Dogechain halted transactions this weekend after developers detected a critical bug in the project’s bridge contracts.
Dogechain was at risk of an exploit this weekend.
The project’s developers found a bug on Sept. 10 and paused block creation for several hours. On Sept. 11, the development team said the network was again live with ongoing maintenance.
The bug could have allowed attackers to freely mint wrapped DOGE (wDOGE) on the bridge network.
The project said that its network currently runs on a Proof-of-Authority (PoA) consensus mechanism that allowed the team to reverse the “unwarranted minting of wDOGE.” It added that it would remain under PoA until the team is fully prepared to transition to Proof-of-State (PoS) consensus.

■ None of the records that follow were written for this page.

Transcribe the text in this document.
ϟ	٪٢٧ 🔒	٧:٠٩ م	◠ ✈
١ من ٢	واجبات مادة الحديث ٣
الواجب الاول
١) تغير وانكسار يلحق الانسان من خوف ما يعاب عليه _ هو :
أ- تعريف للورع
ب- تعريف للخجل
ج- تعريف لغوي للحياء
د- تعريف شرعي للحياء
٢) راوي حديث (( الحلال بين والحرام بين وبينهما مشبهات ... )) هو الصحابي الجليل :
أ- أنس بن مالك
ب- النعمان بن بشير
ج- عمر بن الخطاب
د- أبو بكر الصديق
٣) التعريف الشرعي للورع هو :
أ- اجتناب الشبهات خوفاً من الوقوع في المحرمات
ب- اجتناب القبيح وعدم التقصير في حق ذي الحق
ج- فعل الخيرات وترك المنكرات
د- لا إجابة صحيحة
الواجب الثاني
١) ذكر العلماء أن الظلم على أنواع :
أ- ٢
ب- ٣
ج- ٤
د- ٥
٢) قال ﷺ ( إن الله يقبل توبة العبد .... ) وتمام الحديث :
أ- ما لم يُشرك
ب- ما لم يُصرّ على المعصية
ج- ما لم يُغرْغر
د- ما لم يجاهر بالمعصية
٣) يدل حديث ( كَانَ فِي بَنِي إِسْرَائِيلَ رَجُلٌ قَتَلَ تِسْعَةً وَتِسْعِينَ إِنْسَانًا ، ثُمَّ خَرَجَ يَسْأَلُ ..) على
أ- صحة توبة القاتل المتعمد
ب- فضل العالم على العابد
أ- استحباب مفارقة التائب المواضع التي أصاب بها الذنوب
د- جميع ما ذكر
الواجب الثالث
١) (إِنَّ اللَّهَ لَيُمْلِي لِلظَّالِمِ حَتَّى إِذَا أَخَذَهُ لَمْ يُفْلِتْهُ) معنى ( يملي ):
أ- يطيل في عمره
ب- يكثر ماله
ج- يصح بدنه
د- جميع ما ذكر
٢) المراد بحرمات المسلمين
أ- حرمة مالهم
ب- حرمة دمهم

Dogechain noted that the issue concerned an “internal bug” rather than “an exploit or hack.” The team assured the public that no Dogecoin (DOGE) had been lost or stolen. It added that no “internal funds” had been lost either—presumably referring to Dogechain (DC) and wrapped Doge (wDOGE) tokens.
However, some sources argue that Dogechain did indeed lose funds. Independent crypto researcher Crumbs suggested that an attacker exploited the vulnerability to mint 9.7 million wDOGE ($600,000). The supposed attacker converted as much as $316,000 to other assets; a portion of those funds may have been deposited to Binance.
Dogechain contributor Roc Zacharias responded to Crumbs and denied the theft, stating that the project “had [an] internal bug [and] no hack.” He continued,
“No funds lost. Nothing bridged out [or] lost like you’ve suggested here.”
Despite those denials, it appears that an Ethereum address beginning with 0x78F05… has been specifically blacklisted by Dogechain. Additionally, Dogechain’s official account of events implies that funds were minted without warrant at one point, even though those mints were reversed.
Those facts do not confirm that an attacker successfully committed theft. However, it does seem that an individual performed transactions that could have led to a loss of funds.
It should be emphasized that the vulnerability affects Dogechain, not Dogecoin. The two projects have no official relationship. Dogechain aims to build a Layer 2 network that allows bridged Dogecoin tokens to be used on new applications such as decentralized exchanges and NFT marketplaces.
Furthermore, the vulnerability described above is entirely unrelated to a data leak that recently affected the Shiba Inu token, another popular doge-themed blockchain project.